The Trump administration has been accused of contributing to a worsening economic crisis in Cuba that has forced the government to ration basic products such as rice, eggs, beans and soap.
Commerce Minister Betsy Diaz Velazquez told the state-run Cuban News Agency that various forms of rationing would be employed in order to deal with shortages of staple foods.
She blamed the hardening of the United States’ trade embargo by the Trump administration.
The US trade embargo is a series of trade and travel restrictions imposed on Cuba since 1962 in response to the Cuban revolution.
It remains the longest enduring trade embargo in modern history and is intended to force the communist country into economic and diplomatic isolation.
US President Donald Trump has taken a tough stance on Cuba since he was elected in 2016, criticising the country for its poor human rights record and ties to embattled socialist regimes in Nicaragua and Venezuela.
Among President Trump’s most significant crackdowns are bans on commerce with businesses owned by the Cuban military and security services, and a ban on individual travel to Cuba.
The Cuban government estimates that US trade restrictions have cost the country more than $125 billion since the start of the embargo more than five decades ago.
Limited rationing of certain products has already begun in many parts of the country, with stores limiting the number of items such as cans of beans that a single shopper can buy.
Ms Diaz said chicken would now be sold in limited quantities, with cheaper chicken limited to 5kg per purchase and the more expensive variety capped at two packages per purchase.
Cheap soap, rice, beans, peas and eggs will now only be sold in limited quantities per person and controlled through the national system of ration books.
“We’re calling for calm,” Ms Diaz said, adding that Cubans should feel reassured that at least cooking oil would be in ample supply.
“It’s not a product that will be absent from the market in any way.”
Economists, meanwhile, say that another equally plausible reason for the rations in Cuba is a plunge in aid from oil-rich Venezuela, where the collapse of its state-run oil company has led to nearly two-thirds cut in shipments of subsidised fuel that Cuba used for power and to earn hard currency on the open market.

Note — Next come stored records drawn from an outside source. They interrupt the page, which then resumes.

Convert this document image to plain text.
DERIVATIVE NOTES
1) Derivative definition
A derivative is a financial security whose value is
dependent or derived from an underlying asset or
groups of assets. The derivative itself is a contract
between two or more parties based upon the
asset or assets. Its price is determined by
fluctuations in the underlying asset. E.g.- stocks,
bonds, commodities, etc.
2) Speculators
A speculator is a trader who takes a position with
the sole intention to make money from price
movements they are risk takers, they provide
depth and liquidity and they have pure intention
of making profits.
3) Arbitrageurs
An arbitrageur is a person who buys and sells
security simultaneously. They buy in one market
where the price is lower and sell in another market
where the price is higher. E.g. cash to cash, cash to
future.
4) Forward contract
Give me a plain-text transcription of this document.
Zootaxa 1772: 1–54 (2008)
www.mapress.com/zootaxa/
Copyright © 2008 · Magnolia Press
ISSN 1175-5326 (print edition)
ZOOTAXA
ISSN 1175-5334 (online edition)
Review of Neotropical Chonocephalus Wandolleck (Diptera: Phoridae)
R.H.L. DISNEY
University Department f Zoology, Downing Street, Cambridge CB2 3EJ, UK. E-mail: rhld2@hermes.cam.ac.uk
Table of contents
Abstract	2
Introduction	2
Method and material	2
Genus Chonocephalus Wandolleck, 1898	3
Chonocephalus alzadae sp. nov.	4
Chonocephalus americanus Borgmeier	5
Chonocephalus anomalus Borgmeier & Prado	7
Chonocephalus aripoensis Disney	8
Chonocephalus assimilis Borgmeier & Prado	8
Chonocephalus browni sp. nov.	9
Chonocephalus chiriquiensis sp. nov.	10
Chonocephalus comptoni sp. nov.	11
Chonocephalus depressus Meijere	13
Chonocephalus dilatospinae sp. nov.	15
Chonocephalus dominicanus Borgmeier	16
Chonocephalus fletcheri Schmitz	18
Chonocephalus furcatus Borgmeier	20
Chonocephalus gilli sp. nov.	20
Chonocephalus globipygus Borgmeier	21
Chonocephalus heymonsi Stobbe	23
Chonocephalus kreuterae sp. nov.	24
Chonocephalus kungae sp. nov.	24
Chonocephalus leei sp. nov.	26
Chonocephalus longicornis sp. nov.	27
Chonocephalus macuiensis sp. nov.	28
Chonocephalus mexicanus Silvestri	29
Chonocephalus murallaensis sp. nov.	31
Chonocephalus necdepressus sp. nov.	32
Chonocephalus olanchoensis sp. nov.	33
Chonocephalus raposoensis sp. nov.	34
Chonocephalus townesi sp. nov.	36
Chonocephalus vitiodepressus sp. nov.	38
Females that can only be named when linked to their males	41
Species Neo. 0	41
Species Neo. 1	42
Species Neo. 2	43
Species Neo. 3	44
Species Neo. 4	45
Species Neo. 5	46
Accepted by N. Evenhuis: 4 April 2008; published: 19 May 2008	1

Venezuela is battling a deepening political crisis made worse by hyperinflation, food shortages and lengthy blackouts.
Cuba imports about two-thirds of its food at an annual cost of more than $US2 billion, and brief shortages of individual products have been common for years.
In recent months, a growing number of products have started to go missing for days or weeks at a time, and long lines have sprung up within minutes of the appearance of scarce products like chicken or flour.
Many shoppers find themselves still standing in line at the supermarket when the products run out, a problem the government has been blaming on “hoarders”.